Voici un témoignage d’une rare intensité avec ce récit dans lequel la réalité prend les atours d’un roman d’épouvante. Unique album de bande dessinée présent dans la sélection de l’été 2013 du Monde, Mon ami Dahmer est un bouleversement autant qu'une véritable réussite.
Mon ami Dahmer, récit commencé en 1994, décrit l’adolescence de Jeffrey Dahmer, tueur en série tristement connu sous le nom du « cannibale de Milwaukee », passée au collège de Eastview et au lycée de Revere, aux États-Unis. Derf Backderf, l’auteur, raconte, de son point de vue de simple camarade de classe, les années d’errance de ce jeune homme étrange, tantôt fascinant et tantôt effrayant, qui n’a jamais réussi à trouver sa place.
C’est avec un regard empreint d’empathie que Derf Backderf dresse un portrait sensible et documenté d'un adolescent tourmenté, alcoolique, dont les adultes ne se soucient guère. Il cherche à comprendre comment un homme peut être doucement amené à commettre des crimes atroces, sans pour autant l’excuser. Il n’est pas ici question de faire preuve de sensationnalisme puisque le récit se centre sur la période des 12 ans à la sortie du lycée de Jeffrey Dahmer et s'arrête seulement deux semaines avant les premiers meurtres.

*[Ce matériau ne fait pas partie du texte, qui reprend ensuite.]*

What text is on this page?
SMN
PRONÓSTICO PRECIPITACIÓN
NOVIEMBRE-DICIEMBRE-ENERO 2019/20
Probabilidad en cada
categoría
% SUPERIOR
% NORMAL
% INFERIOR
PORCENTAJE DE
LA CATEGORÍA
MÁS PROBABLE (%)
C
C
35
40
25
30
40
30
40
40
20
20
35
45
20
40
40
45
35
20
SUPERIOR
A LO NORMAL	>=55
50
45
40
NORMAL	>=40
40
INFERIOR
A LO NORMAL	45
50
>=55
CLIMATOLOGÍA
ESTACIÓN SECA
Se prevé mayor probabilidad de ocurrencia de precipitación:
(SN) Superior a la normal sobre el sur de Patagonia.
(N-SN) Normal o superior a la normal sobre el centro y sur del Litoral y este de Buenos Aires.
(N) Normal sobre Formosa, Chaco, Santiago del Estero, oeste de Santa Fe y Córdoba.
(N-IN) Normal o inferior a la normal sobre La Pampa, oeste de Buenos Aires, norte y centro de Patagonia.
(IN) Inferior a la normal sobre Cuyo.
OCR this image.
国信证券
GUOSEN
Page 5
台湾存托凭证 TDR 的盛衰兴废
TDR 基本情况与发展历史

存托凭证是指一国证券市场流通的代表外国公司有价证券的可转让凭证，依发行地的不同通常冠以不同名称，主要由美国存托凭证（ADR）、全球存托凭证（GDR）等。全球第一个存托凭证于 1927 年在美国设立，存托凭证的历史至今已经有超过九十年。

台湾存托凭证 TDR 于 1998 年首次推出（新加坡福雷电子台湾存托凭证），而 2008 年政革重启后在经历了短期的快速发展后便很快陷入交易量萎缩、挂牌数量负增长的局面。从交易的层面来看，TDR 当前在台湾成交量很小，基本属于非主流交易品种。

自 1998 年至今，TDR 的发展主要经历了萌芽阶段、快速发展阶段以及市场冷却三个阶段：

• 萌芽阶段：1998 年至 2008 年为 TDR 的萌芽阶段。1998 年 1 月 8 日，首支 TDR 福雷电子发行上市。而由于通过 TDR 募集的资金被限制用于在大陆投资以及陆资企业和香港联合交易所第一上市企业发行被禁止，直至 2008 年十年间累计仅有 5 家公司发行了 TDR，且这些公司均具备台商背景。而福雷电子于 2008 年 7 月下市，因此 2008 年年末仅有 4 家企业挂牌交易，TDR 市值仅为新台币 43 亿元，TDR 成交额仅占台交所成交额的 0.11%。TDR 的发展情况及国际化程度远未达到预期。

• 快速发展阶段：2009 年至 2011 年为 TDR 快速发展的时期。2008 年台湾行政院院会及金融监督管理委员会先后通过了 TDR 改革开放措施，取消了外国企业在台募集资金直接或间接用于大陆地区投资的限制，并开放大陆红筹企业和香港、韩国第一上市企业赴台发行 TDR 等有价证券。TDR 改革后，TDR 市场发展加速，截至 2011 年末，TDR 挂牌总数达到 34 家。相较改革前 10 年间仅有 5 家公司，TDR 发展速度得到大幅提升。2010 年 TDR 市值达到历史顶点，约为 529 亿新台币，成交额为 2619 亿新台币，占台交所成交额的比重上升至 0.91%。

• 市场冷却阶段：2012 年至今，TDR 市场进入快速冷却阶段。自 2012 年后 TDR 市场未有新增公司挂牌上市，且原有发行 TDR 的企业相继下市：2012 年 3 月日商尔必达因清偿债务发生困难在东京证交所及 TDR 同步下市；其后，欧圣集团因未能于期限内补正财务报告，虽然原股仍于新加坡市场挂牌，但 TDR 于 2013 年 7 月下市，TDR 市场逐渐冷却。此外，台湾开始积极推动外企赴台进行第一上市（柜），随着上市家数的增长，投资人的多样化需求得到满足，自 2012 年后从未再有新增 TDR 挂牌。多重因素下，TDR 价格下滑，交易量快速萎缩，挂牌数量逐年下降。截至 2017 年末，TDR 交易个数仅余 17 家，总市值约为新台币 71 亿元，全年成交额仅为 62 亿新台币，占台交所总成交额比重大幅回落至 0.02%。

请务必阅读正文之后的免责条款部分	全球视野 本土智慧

Lorsqu’on aborde les grands criminels, il est rare de recueillir des témoignages de « l’avant », qui sont les seuls capables d’expliquer l’inexplicable. Cet album agit donc comme un avertissement : Jeffrey Dahmer aurait pu avoir une trajectoire de vie totalement différente si seulement quelqu’un avait pu sentir son malaise.
Visuellement, l’album est très efficace, on y retrouve un véritable souci du détail, de belles mises en scène, mais aussi une impression de froideur, tant dans les gestes que dans les émotions des personnages, qui participe à la fascination du lecteur.
Cet album, aussi captivant qu’effrayant, est une lecture nécessaire pour qui cherche à comprendre les méandres de la folie humaine.